RMI (Rocky Mountain Institute) provides a timeline-based interactive map depicting the U.S.’s historical imports of oil since 1973. Map controls can slide to specific dates and highlight five periods by major oil crises, including history briefs in the sideline. Map units can be displayed in oil or U.S. dollars. Map can also be put on auto-play. This is a well-done interactive map and interesting visualization of the flow of resources over time.
Rocky Mountain Institute is an independent, entrepreneurial nonprofit think-and-do tank™ that drives the efficient and restorative use of resources (from the RMI website).
I’m looking forward seeing the first mapping application using virtual digital holograms. What is a virtual digital hologram you ask? It is very cool technology that creates a 3-d image you can move around via tracking from your webcam. The best place to check it out is GE’s fantastic implementation Plug Into the Smart Grid.
Think of the pieces that might be used for a mapping implementation – it may be aerial photography, digital elevation models, Sketchup and other 3-d models of buildings and cities. And now FLARToolkit is available as a free non-commercial license to pull those pieces together to create virtual digital holograms viewable by anyone with a webcam, printer, and Internet connection.

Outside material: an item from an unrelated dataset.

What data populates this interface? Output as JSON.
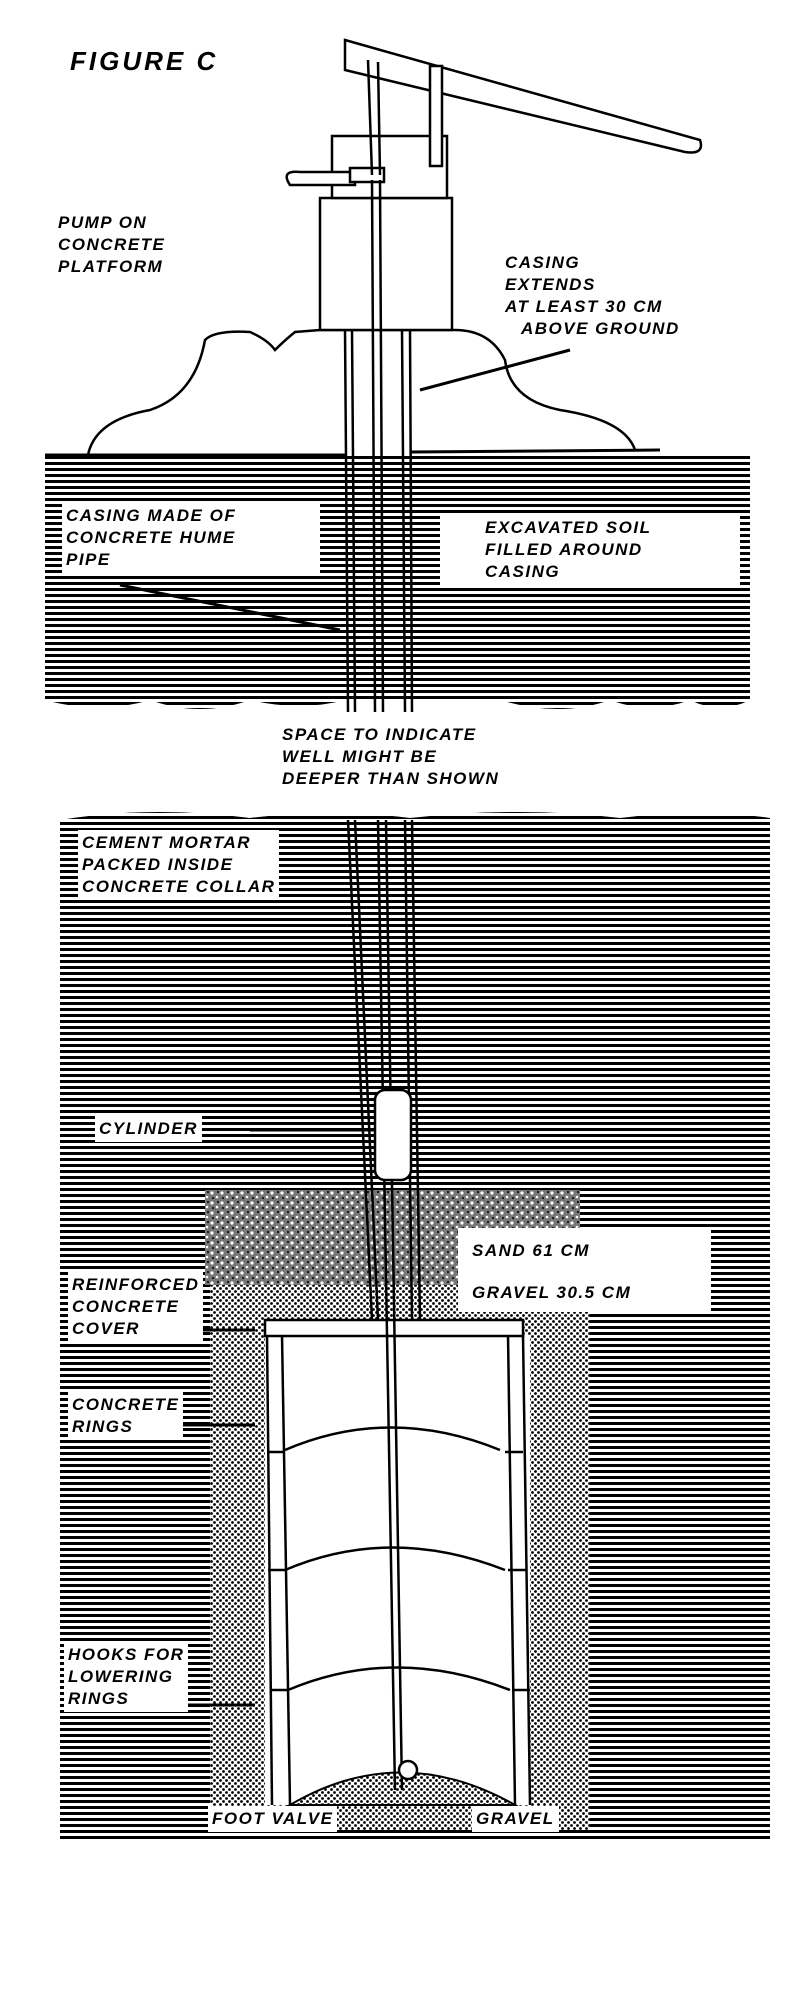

Due to the novelty aspect of the technology, its biggest potential may be its use for marketing, communication, and education campaigns. If you’ve seen mapping or other fun uses of this technology, please share them!

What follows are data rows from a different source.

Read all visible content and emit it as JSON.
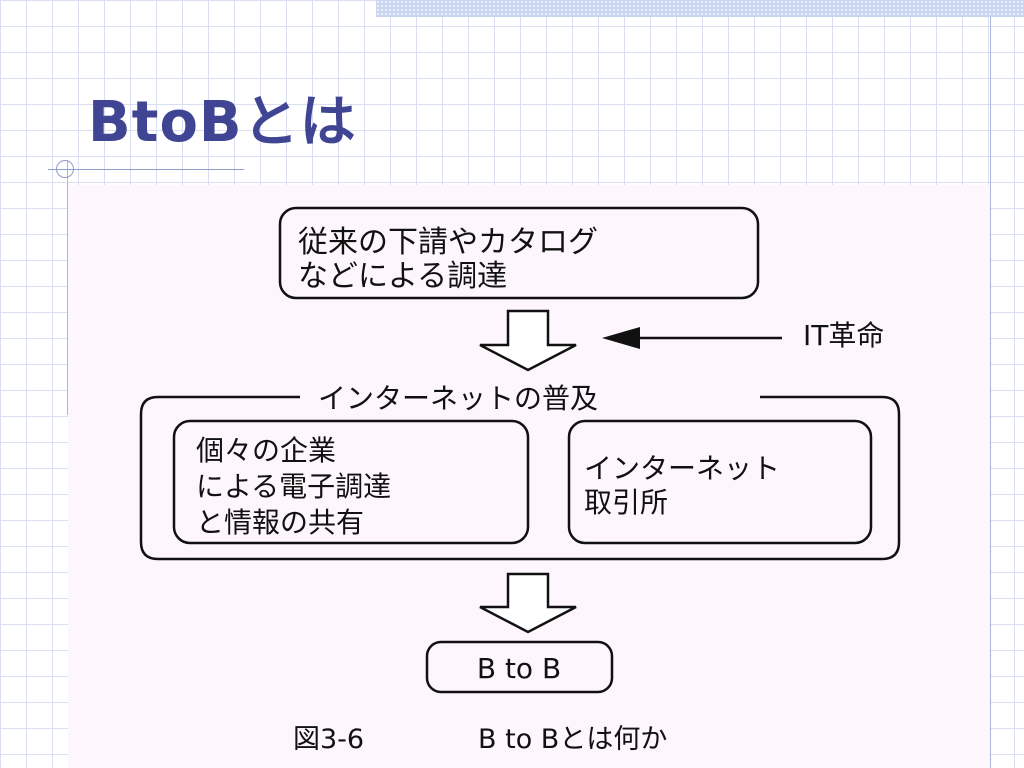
{
  "slide": {
    "title": "BtoBとは"
  },
  "diagram": {
    "top_box": [
      "従来の下請やカタログ",
      "などによる調達"
    ],
    "it_revolution_label": "IT革命",
    "internet_spread_label": "インターネットの普及",
    "left_inner_box": [
      "個々の企業",
      "による電子調達",
      "と情報の共有"
    ],
    "right_inner_box": [
      "インターネット",
      "取引所"
    ],
    "bottom_box": "B to B",
    "caption_number": "図3-6",
    "caption_text": "B to Bとは何か"
  }
}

NPR has produced a new interactive map of the U.S. energy grid and power sources. Included are several roll-over maps to see percent energy production by different states and by fuel type. It also includes an informative display of anticipated renewable (solar and wind) fuel sources incorporated into the grid over the next few decades. The maps are intuitive, well designed, and data sources are cited in the map’s footnotes. This is a good example of interactive map design for public education. It should serve as a terrific resource for educators to help students understand power production, renewable power supply, and power distribution in the U.S.
The interactive map is produced for NPR’s series, “Power Hungry: Re-Envisioning Electricity In The U.S.,” including over a dozen articles. One could easily imagine this series and maps being worked into the curriculum in middle through higher education, inviting students to explore questions about location, energy, and the future. From the site: “The U.S. electric grid is a complex network of independently owned and operated power plants and transmission lines. Aging infrastructure, combined with a rise in domestic electricity consumption, has forced experts to critically examine the status and health of the nation’s electrical systems.”